The billionaire and owner of Twitter, Elon Musk, recently predicted that ChatGPT’s application of artificial intelligence (AI) could bring about the end of homework and assignments as we know it. This startling news was reported by The Times newspaper on Friday, January 6th 2023.
Following New York City’s educational departments prohibiting access to the AI-based chat application from school computers and internet, due to its capability of creating texts that mimic the user’s own writing style as well as worries over kids using it for homework or exam answers, Elon Musk commented on this decision.
In a tweet, Musk proclaimed that “it’s a new world, bye-bye homework!” when responding to this development. He even went on to describe ChatGPT as being “SCARY good”.
ChatGPT is scary good. We are not far from dangerously strong AI.— Elon Musk (@elonmusk) December 3, 2022
It is noteworthy that Musk was a co-founder of OpenAI, which created the ChatGPT application, but he left it in 2018.
And the New York Schools Administration decided to ban the use of ChatGPT for teachers as well, and justified its decisions with concerns that students would use the application to cheat and evade homework, as well as concern that the application would publish inaccurate information.
Britain tracks schools and students
Meanwhile, schools in Britain, the examinations regulator and the Ministry of Education are tracking any use of the application of artificial intelligence in cheating.
Academics have expressed concerns about students using the app to produce texts, though some teachers said it could help them mark and write school reports.
As we have become aware of students using ChatGPT to answer and submit assignment or exam questions that they claim is their own work, but without receiving any detailed reports from members of the association yet, it is essential for us to keep a close eye out on this matter. If it progresses into an issue then our organization will take action and urge the government to provide vital guidance and support.

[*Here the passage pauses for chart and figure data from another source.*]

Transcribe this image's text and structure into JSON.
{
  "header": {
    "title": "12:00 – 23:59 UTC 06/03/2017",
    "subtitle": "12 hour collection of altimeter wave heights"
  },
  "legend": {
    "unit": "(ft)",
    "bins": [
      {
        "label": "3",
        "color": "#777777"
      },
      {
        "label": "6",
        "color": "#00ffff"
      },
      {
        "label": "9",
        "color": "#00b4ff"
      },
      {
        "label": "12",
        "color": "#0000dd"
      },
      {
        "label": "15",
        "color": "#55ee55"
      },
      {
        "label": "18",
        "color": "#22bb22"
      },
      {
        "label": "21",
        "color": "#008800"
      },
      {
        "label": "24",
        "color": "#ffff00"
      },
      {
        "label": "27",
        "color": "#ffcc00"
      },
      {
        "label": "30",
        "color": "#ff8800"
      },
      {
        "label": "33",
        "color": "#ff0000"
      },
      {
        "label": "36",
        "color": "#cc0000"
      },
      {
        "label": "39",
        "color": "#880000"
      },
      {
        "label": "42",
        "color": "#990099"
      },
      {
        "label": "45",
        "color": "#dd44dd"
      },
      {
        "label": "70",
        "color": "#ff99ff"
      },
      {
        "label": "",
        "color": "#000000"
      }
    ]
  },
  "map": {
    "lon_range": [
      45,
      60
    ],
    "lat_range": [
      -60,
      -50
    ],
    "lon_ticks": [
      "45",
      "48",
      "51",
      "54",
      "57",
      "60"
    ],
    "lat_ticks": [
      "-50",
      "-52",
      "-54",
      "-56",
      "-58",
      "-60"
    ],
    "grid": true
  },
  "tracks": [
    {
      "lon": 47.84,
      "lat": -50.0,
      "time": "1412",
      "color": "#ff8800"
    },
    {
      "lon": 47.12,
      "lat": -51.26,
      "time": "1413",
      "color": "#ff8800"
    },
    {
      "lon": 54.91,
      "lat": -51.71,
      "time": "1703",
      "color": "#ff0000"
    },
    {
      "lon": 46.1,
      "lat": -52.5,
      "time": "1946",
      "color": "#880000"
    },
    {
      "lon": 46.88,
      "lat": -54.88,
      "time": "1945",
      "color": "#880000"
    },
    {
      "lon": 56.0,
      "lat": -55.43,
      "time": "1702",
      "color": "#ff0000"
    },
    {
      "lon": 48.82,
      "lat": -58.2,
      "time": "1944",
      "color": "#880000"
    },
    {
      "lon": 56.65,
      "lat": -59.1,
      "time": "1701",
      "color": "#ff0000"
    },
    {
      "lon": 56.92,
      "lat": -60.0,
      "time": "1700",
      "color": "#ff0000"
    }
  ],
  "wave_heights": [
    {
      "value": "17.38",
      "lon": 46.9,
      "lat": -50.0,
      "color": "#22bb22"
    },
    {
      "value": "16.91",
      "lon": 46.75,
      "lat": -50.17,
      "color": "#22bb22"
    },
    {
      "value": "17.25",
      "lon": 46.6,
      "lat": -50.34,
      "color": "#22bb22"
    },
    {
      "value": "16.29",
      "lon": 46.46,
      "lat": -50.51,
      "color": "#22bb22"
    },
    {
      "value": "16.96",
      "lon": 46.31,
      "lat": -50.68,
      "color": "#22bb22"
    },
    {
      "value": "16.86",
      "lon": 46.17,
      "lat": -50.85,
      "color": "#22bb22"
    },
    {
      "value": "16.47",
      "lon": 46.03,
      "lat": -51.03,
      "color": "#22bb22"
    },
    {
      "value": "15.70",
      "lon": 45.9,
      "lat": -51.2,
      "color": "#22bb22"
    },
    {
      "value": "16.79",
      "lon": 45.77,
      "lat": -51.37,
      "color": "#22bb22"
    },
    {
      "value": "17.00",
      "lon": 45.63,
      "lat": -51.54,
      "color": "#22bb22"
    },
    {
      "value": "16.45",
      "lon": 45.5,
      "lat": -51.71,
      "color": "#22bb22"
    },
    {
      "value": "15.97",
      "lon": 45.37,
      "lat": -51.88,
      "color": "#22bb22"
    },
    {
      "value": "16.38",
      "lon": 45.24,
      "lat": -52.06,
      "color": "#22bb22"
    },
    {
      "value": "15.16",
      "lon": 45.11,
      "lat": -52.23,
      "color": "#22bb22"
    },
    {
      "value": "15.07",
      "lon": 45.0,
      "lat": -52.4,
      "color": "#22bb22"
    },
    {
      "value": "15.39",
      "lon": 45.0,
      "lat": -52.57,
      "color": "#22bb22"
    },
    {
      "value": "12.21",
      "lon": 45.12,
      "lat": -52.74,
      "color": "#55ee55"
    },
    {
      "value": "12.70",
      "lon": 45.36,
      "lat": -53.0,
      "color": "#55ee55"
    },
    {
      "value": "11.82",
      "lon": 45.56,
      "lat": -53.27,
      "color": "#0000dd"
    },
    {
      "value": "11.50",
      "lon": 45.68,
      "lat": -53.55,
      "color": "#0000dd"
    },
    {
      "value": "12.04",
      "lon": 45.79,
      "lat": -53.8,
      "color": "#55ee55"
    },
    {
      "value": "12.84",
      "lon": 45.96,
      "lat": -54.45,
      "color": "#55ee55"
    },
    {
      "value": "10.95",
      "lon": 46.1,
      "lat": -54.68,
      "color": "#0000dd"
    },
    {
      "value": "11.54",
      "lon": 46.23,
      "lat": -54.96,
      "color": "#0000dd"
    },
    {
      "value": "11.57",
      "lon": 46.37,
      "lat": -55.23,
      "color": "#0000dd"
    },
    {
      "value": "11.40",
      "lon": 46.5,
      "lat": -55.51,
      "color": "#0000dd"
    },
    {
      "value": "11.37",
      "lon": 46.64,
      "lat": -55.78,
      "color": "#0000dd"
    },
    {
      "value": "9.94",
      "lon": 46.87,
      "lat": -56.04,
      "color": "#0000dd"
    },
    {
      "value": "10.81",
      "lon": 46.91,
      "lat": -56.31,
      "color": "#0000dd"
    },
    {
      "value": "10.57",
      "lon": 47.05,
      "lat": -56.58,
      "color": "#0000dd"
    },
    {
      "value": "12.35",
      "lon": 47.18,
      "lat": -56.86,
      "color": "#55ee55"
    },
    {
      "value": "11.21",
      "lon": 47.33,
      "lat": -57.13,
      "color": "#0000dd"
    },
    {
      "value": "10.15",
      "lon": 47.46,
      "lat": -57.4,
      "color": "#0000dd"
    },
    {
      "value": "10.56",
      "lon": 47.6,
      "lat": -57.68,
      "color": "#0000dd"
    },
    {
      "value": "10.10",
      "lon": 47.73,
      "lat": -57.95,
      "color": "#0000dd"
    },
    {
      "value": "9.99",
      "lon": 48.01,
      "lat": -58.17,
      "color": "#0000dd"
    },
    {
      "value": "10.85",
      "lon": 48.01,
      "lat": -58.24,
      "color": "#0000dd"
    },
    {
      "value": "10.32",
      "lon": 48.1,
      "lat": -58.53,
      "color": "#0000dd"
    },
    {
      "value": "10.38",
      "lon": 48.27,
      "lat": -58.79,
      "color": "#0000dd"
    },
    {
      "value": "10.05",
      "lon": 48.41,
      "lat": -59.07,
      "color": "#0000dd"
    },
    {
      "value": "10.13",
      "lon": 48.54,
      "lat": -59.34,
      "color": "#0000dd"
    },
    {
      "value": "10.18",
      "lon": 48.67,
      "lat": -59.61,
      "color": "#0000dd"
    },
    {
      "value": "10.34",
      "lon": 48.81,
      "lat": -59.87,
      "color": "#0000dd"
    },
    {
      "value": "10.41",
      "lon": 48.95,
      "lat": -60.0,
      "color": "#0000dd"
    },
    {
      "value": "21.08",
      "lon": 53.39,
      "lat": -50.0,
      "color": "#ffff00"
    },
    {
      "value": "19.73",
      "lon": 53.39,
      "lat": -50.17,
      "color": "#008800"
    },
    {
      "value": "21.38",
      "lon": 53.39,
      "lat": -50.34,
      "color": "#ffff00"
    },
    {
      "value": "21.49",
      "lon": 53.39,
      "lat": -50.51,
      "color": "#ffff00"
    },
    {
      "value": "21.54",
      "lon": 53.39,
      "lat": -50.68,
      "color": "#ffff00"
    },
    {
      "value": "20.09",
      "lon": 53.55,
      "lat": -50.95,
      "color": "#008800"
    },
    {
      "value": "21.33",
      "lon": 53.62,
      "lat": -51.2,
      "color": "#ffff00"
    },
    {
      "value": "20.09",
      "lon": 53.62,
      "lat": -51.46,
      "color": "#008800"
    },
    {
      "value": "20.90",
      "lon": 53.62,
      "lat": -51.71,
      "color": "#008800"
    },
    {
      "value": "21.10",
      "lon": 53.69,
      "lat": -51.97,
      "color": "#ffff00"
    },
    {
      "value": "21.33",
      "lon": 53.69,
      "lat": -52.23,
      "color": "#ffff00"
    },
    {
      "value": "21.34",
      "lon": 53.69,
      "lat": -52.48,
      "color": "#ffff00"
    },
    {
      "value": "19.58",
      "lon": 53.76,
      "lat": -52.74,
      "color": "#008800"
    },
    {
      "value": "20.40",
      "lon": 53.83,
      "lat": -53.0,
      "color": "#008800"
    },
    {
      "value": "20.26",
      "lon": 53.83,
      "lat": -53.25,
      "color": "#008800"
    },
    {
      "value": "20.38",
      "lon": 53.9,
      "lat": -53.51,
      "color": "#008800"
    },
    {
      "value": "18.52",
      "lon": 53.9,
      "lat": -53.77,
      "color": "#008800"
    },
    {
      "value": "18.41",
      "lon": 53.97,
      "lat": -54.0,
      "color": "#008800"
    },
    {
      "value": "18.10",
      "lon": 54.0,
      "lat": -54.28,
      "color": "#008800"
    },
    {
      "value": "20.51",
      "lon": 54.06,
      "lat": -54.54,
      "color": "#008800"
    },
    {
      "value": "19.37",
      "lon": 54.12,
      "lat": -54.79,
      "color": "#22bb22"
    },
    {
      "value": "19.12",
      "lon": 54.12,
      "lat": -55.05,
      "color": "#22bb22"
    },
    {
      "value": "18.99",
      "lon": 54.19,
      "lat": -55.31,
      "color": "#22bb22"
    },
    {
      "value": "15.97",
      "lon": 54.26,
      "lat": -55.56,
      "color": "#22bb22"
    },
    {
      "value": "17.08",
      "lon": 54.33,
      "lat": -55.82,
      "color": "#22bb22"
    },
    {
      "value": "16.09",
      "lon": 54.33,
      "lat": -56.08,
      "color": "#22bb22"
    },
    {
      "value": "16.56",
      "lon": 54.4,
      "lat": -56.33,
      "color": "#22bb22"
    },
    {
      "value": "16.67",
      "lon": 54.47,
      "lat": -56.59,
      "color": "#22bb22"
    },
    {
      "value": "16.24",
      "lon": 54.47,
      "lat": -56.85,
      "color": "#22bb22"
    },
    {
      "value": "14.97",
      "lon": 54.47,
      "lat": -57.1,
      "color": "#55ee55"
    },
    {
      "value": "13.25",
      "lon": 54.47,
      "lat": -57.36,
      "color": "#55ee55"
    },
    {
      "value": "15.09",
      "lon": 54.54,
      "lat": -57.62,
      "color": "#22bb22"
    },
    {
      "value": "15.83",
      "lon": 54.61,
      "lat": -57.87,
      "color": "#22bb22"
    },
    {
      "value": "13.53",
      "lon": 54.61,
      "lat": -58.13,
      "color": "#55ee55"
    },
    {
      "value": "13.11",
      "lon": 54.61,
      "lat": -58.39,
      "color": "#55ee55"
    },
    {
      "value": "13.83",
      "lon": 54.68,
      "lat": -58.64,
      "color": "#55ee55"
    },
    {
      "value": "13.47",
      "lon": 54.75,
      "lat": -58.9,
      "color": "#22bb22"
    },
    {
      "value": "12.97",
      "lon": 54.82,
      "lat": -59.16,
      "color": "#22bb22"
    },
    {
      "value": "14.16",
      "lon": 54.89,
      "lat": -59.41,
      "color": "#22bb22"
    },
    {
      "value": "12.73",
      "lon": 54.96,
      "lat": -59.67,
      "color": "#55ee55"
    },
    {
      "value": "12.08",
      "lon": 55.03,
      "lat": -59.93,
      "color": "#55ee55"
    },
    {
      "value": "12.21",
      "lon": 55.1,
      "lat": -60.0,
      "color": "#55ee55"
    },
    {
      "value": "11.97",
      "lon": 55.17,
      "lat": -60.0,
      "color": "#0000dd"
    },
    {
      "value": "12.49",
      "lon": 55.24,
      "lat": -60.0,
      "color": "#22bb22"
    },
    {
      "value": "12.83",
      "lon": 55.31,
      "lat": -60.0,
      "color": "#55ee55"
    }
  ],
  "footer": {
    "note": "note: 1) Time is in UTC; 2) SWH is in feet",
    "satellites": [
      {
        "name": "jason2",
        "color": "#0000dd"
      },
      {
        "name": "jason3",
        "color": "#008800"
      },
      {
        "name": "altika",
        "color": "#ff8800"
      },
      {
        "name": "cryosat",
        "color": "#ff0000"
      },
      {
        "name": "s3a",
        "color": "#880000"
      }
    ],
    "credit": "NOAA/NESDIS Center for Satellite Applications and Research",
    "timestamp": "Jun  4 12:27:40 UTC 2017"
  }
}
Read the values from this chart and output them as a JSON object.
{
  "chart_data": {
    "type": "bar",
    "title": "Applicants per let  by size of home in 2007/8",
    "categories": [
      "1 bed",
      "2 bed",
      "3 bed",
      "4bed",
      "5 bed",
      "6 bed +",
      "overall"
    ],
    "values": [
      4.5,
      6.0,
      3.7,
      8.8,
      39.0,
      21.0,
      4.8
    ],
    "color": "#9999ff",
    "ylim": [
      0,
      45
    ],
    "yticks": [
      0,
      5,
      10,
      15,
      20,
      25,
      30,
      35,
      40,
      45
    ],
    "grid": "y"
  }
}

Barton declared that “although the large majority of students do not abuse technology, those who attempt to should be aware that it can usually be identified through a difference from their usual writing style. Cheating is strictly prohibited and carries serious repercussions.”
In addition, a spokeswoman for the British Ministry of Education said: “We are following reports from school principals regarding pupils using artificial intelligence applications to produce written texts.
She further explained, “Educators are the experts on their students and can easily recognize if a student’s work is authentic or not. Regulations ensure that all projects and assignments submitted by learners must be of their own creation.”
She declared, “The educational department has long collaborated with Ofqual (the management of the Office of Qualifications and Examinations), administering organizations, as well as school directors in a consistent manner to guarantee fair yet efficient exams and qualification tests. We shall keep up this effort in preparation for the upcoming examinations this summer.”